READ ME

Instructions for code associated with the citation:

Chapman DP, Vicini S, Burns MP, Evans R. (2023). Single Neuron Modeling Identifies Potassium Channel Modulation as Potential Target for Repetitive Head Impacts Neuroinformatics.


Data

Contains source files for electrophysiology (Sloley et al.), results of optimization (HFHI or Sham), and analysis of optimization (Results). Results of optimization contain the error of the optimized models against the features (1000MSGenTestHofError.csv), the features (1000MSGenTestHofFeatures.csv), a file containing the feature corresponding to each row (FeatureValueOrder.csv), and the channel densities (1000MSGenTestHofParams.csv). Results contains the prism files and figures associated with the analyzed data.


PyrOpt_GetData

Contains the python scripts that extract features from experimental data using the EFEL toolbox. Run the script in python and select the folder containing 2 or more current clamp electrophysiology files (.abf). GetData.py gets data for depolarizing steps. HyperPolGet_data.py gets data for a single hyperpolarizing steps. Running this code on .abf files with a different protocol may require the user to change the timing as well as the trace # to match the desire features.


PyrOptRepo

Contains the code for the optimization using a modified version of BluePyOpt from Rumble and Kozloski, "Dimensions of control for subthreshold oscillations and spontaneous firing in dopamine neurons." Run BallAndStick_opt.py to run the actual optimization on a local computer or LongSlurmRun.sh on a high performance cluster. Mechanisms contains all the mechanisms used in this. They must be compiled when being used in a new location or on a new computer (follow instructions from: https://www.neuron.yale.edu/neuron/static/docs/nmodl/unix.html to compile mechanisms).

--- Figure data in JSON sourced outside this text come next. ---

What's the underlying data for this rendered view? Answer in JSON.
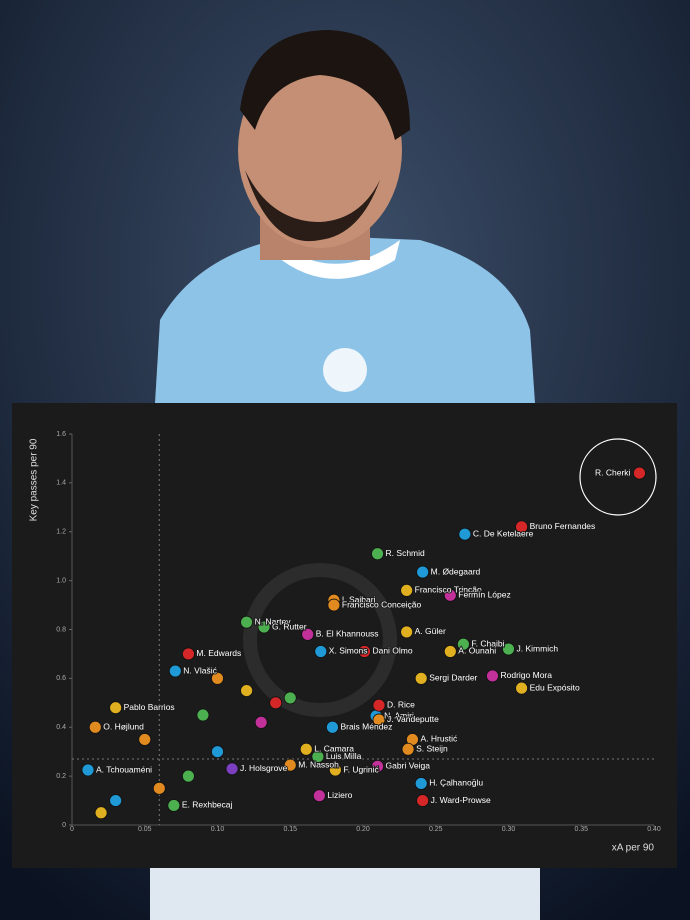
{
  "chart_data": {
    "type": "scatter",
    "x_label": "xA per 90",
    "y_label": "Key passes per 90",
    "xlim": [
      0,
      0.4
    ],
    "ylim": [
      0,
      1.6
    ],
    "xticks": [
      0,
      0.05,
      {
        "value": 0.1,
        "label": "0.10"
      },
      0.15,
      {
        "value": 0.2,
        "label": "0.20"
      },
      0.25,
      {
        "value": 0.3,
        "label": "0.30"
      },
      0.35,
      {
        "value": 0.4,
        "label": "0.40"
      }
    ],
    "yticks": [
      0,
      0.2,
      0.4,
      0.6,
      0.8,
      {
        "value": 1,
        "label": "1.0"
      },
      1.2,
      1.4,
      1.6
    ],
    "reference_lines": {
      "x": 0.06,
      "y": 0.27
    },
    "labels": [
      "R. Cherki",
      "Bruno Fernandes",
      "C. De Ketelaere",
      "R. Schmid",
      "M. Ødegaard",
      "Francisco Trincão",
      "Fermín López",
      "I. Saibari",
      "Francisco Conceição",
      "N. Nartey",
      "G. Rutter",
      "B. El Khannouss",
      "A. Güler",
      "J. Kimmich",
      "F. Chaibi",
      "A. Ounahi",
      "Dani Olmo",
      "X. Simons",
      "M. Edwards",
      "Rodrigo Mora",
      "Edu Expósito",
      "Sergi Darder",
      "N. Vlašić",
      "Pablo Barrios",
      "O. Højlund",
      "A. Hrustić",
      "S. Steijn",
      "Gabri Veiga",
      "H. Çalhanoğlu",
      "J. Ward-Prowse",
      "Liziero",
      "F. Ugrinić",
      "M. Nassoh",
      "J. Holsgrove",
      "N. Amiri",
      "J. Vandeputte",
      "D. Rice",
      "Brais Méndez",
      "L. Camara",
      "Luis Milla",
      "E. Rexhbecaj",
      "A. Tchouaméni",
      null,
      null,
      null,
      null,
      null,
      null,
      null,
      null,
      null,
      null,
      null,
      null
    ],
    "x": [
      0.39,
      0.309,
      0.27,
      0.21,
      0.241,
      0.23,
      0.26,
      0.18,
      0.18,
      0.12,
      0.132,
      0.162,
      0.23,
      0.3,
      0.269,
      0.26,
      0.201,
      0.171,
      0.08,
      0.289,
      0.309,
      0.24,
      0.071,
      0.03,
      0.016,
      0.234,
      0.231,
      0.21,
      0.24,
      0.241,
      0.17,
      0.181,
      0.15,
      0.11,
      0.209,
      0.211,
      0.211,
      0.179,
      0.161,
      0.169,
      0.07,
      0.011,
      0.05,
      0.09,
      0.1,
      0.12,
      0.14,
      0.06,
      0.03,
      0.08,
      0.13,
      0.02,
      0.1,
      0.15
    ],
    "values": [
      1.44,
      1.22,
      1.19,
      1.11,
      1.035,
      0.96,
      0.94,
      0.92,
      0.9,
      0.83,
      0.81,
      0.78,
      0.79,
      0.72,
      0.74,
      0.71,
      0.71,
      0.71,
      0.7,
      0.61,
      0.56,
      0.6,
      0.63,
      0.48,
      0.4,
      0.35,
      0.31,
      0.24,
      0.17,
      0.1,
      0.12,
      0.225,
      0.245,
      0.23,
      0.446,
      0.43,
      0.49,
      0.4,
      0.31,
      0.28,
      0.08,
      0.225,
      0.35,
      0.45,
      0.3,
      0.55,
      0.5,
      0.15,
      0.1,
      0.2,
      0.42,
      0.05,
      0.6,
      0.52
    ],
    "colors": [
      "#d62728",
      "#d62728",
      "#1f9ad6",
      "#4caf50",
      "#1f9ad6",
      "#e0b020",
      "#c2309a",
      "#e08a20",
      "#e08a20",
      "#4caf50",
      "#4caf50",
      "#c2309a",
      "#e0b020",
      "#4caf50",
      "#4caf50",
      "#e0b020",
      "#d62728",
      "#1f9ad6",
      "#d62728",
      "#c2309a",
      "#e0b020",
      "#e0b020",
      "#1f9ad6",
      "#e0b020",
      "#e08a20",
      "#e08a20",
      "#e08a20",
      "#c2309a",
      "#1f9ad6",
      "#d62728",
      "#c2309a",
      "#e0b020",
      "#e08a20",
      "#7b3fbf",
      "#1f9ad6",
      "#e08a20",
      "#d62728",
      "#1f9ad6",
      "#e0b020",
      "#4caf50",
      "#4caf50",
      "#1f9ad6",
      "#e08a20",
      "#4caf50",
      "#1f9ad6",
      "#e0b020",
      "#d62728",
      "#e08a20",
      "#1f9ad6",
      "#4caf50",
      "#c2309a",
      "#e0b020",
      "#e08a20",
      "#4caf50"
    ]
  }
}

Config contains the features, mechanism, parameters, and protocols.

Features contains experimental values to compare models against (number of action potentials, action potential height, etc.). These can be changed to match new experimental data gotten from "GetData.py".

All mechanisms used in this model are listed under "soma" in mechanisms.json. New mechanisms not used in this paper must be added to the Json file and the mechanisms folder.

paramaters.json contains the values for constant mechanisms (ex: pas) or ranges for active currents to be included in the optimization (kdr). These must match up with the mechanisms.

protocols.json describes the protocol used for current clamp. This matches the protocol used in Sloley et al. but can be changed to match new experimental data.

ReleaseParameters.py allows the user to manually enter a model # from the results (outputted in 1000MSGenTestHofParams.csv) to generate an image of the trace.


Pyr_Opt_Analysis

Contains the Matlab code used to analyze the output from the optimization. Run Pyr_Opt_RunScript.mlx to analyze outputted data using PCA and PLSR. After running, a prompt will appear and the user should select the folders containing the files for the output from the Sham and HFHI results (or folders with new data if applicable).